Some organizations, like the Friends of the Muskoka Watershed, have already attempted to return calcium to lakes through projects of their own. The organization launched Canada’s first residential wood ash recycling program, taking wood ash and sprinkling it in test plots in Muskoka’s maple sugar bushes. This enhances the health of both trees and lakes, according to Norman Yan, chair of Friends of the Muskoka Watershed. 

Yan acted as a scientific advisor for O’Brien’s lake calcium project three years ago, and says he holds her in very high regard. Using pulverized shells to help return calcium to lakes makes sense in the Maritime provinces, where oyster shells are readily available, he says. In Ontario, on the other hand, using wood ash to help return calcium to lakes and forests is proving effective. 

“Everything is connected,” he says. “We’ve been depleting the soils of Eastern North America by acid rain for half a century. It’s time to start behaving like gardeners and bring those nutrients back.”

Inspiring the next generation

Now a student at the University of Southern California, O’Brien says she has decided to focus her studies on environmental politics.
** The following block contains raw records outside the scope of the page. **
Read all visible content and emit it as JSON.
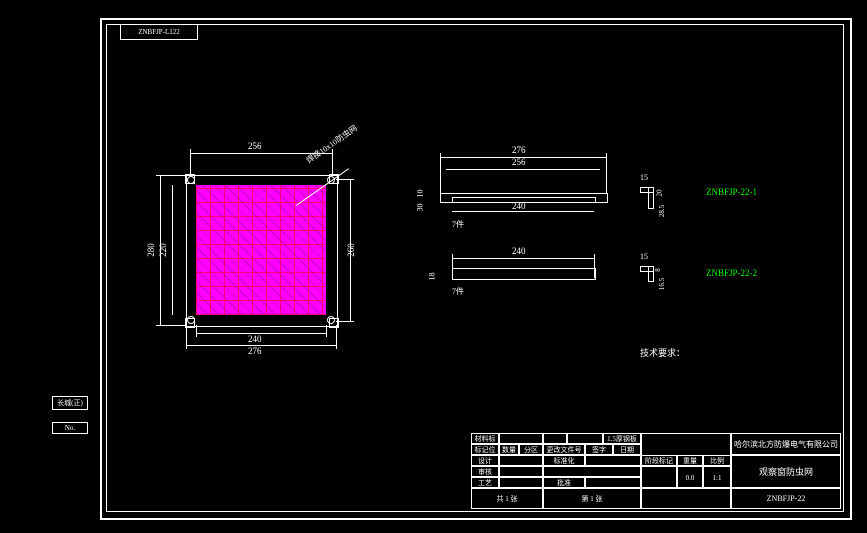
{
  "drawing_number_tab": "ZNBFJP-L122",
  "left_info": {
    "label1": "长城(正)",
    "label2": "No."
  },
  "main_view": {
    "top_dim": "256",
    "bottom_dim_inner": "240",
    "bottom_dim_outer": "276",
    "left_dim_inner": "220",
    "left_dim_outer": "280",
    "right_dim": "260",
    "annotation": "焊接10x10防虫网"
  },
  "section_a": {
    "top_dim_outer": "276",
    "top_dim_mid": "256",
    "bottom_dim": "240",
    "left_small_top": "10",
    "left_small_bot": "30",
    "right_small": "15",
    "right_tiny_top": "20",
    "right_tiny_bot": "28.5",
    "part_label": "ZNBFJP-22-1",
    "note": "7件"
  },
  "section_b": {
    "top_dim": "240",
    "left_dim": "18",
    "right_dim": "15",
    "right_tiny_top": "8",
    "right_tiny_bot": "16.5",
    "part_label": "ZNBFJP-22-2",
    "note": "7件"
  },
  "tech_note": "技术要求：",
  "title_block": {
    "company": "哈尔滨北方防爆电气有限公司",
    "title": "观察窗防虫网",
    "dwg_no": "ZNBFJP-22",
    "rows": {
      "r1c1": "标记位",
      "r1c2": "数量",
      "r1c3": "分区",
      "r1c4": "更改文件号",
      "r1c5": "签字",
      "r1c6": "日期",
      "r2c1": "设计",
      "r2c2": "",
      "r2c3": "标准化",
      "r2c4": "",
      "r2c5": "",
      "r3c1": "审核",
      "r3c2": "",
      "r3c3": "",
      "r3c4": "",
      "r3c5": "",
      "r4c1": "工艺",
      "r4c2": "",
      "r4c3": "批准",
      "r4c4": "",
      "r4c5": ""
    },
    "mid": {
      "stage": "阶段标记",
      "weight": "重量",
      "scale": "比例",
      "stage_v": "",
      "weight_v": "0.0",
      "scale_v": "1:1",
      "sheet": "共 1 张",
      "sheet2": "第 1 张"
    },
    "material_label": "材料标记",
    "material": "1.5厚钢板"
  }
}
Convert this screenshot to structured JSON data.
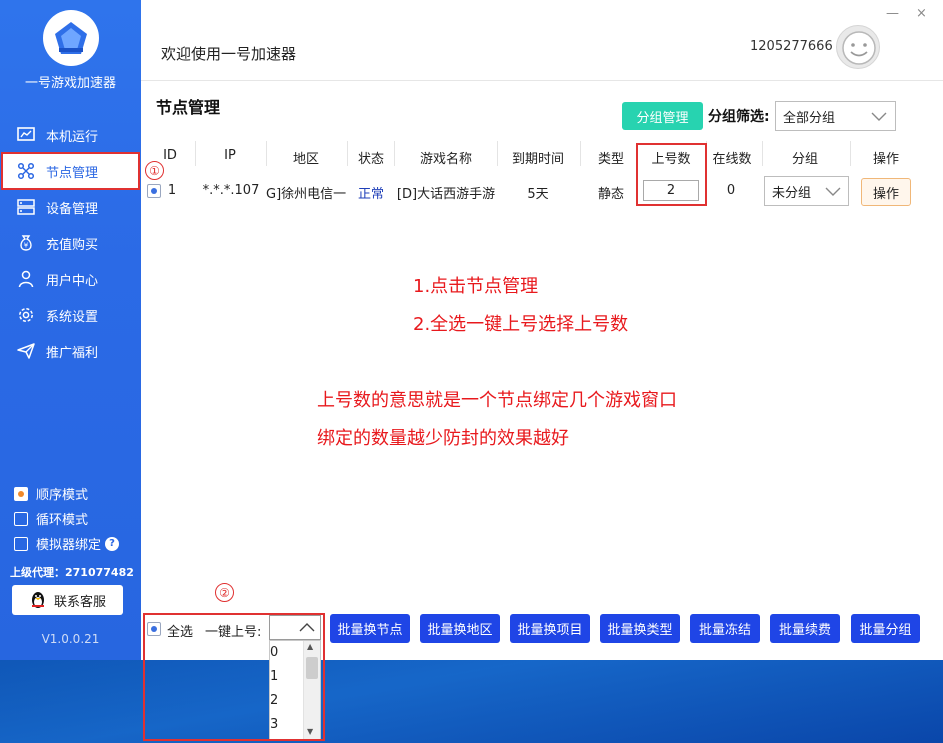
{
  "app": {
    "name": "一号游戏加速器",
    "welcome": "欢迎使用一号加速器",
    "user_id": "1205277666",
    "version": "V1.0.0.21",
    "close_glyph": "×",
    "minimize_glyph": "—"
  },
  "sidebar": {
    "items": [
      {
        "label": "本机运行",
        "icon": "monitor-chart-icon"
      },
      {
        "label": "节点管理",
        "icon": "nodes-icon"
      },
      {
        "label": "设备管理",
        "icon": "server-icon"
      },
      {
        "label": "充值购买",
        "icon": "yen-bag-icon"
      },
      {
        "label": "用户中心",
        "icon": "user-icon"
      },
      {
        "label": "系统设置",
        "icon": "gear-icon"
      },
      {
        "label": "推广福利",
        "icon": "send-icon"
      }
    ],
    "modes": [
      {
        "label": "顺序模式",
        "checked": true
      },
      {
        "label": "循环模式",
        "checked": false
      },
      {
        "label": "模拟器绑定",
        "checked": false
      }
    ],
    "agent": "上级代理：271077482",
    "service_label": "联系客服"
  },
  "page": {
    "title": "节点管理",
    "group_mgmt_label": "分组管理",
    "filter_label": "分组筛选:",
    "filter_value": "全部分组"
  },
  "table": {
    "headers": [
      "ID",
      "IP",
      "地区",
      "状态",
      "游戏名称",
      "到期时间",
      "类型",
      "上号数",
      "在线数",
      "分组",
      "操作"
    ],
    "rows": [
      {
        "id": "1",
        "ip": "*.*.*.107",
        "region": "G]徐州电信一纟",
        "status": "正常",
        "game": "[D]大话西游手游",
        "expiry": "5天",
        "type": "静态",
        "qty": "2",
        "online": "0",
        "group": "未分组",
        "op": "操作"
      }
    ]
  },
  "annotations": {
    "marker1": "①",
    "marker2": "②",
    "step1": "1.点击节点管理",
    "step2": "2.全选一键上号选择上号数",
    "explain1": "上号数的意思就是一个节点绑定几个游戏窗口",
    "explain2": "绑定的数量越少防封的效果越好"
  },
  "bottom": {
    "select_all": "全选",
    "one_key_label": "一键上号:",
    "options": [
      "0",
      "1",
      "2",
      "3"
    ],
    "batch_buttons": [
      "批量换节点",
      "批量换地区",
      "批量换项目",
      "批量换类型",
      "批量冻结",
      "批量续费",
      "批量分组"
    ]
  },
  "colors": {
    "sidebar": "#2b6ae6",
    "accent_teal": "#27d3b0",
    "batch_blue": "#1f45e6",
    "annotation_red": "#e8191d",
    "status_blue": "#1f3fb8"
  }
}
“I’ve found that for so many of these environmental issues like calcium decline, we have different solutions available, but we are not having them implemented in policy,” she says. 

She says she hopes to be able to inspire youth to also take action on environmental issues that are important to them. O’Brien recalls a time a girl came up to her, saying she was so inspired by her science fair project that she decided to conduct her own.

“That just kind of blew my mind. To have someone my own age who read about my project and then decided to also enter a science fair project is just really exciting,” O’Brien says. “I not only inspired her, but she actually took action and did her own project. That is just fantastic.”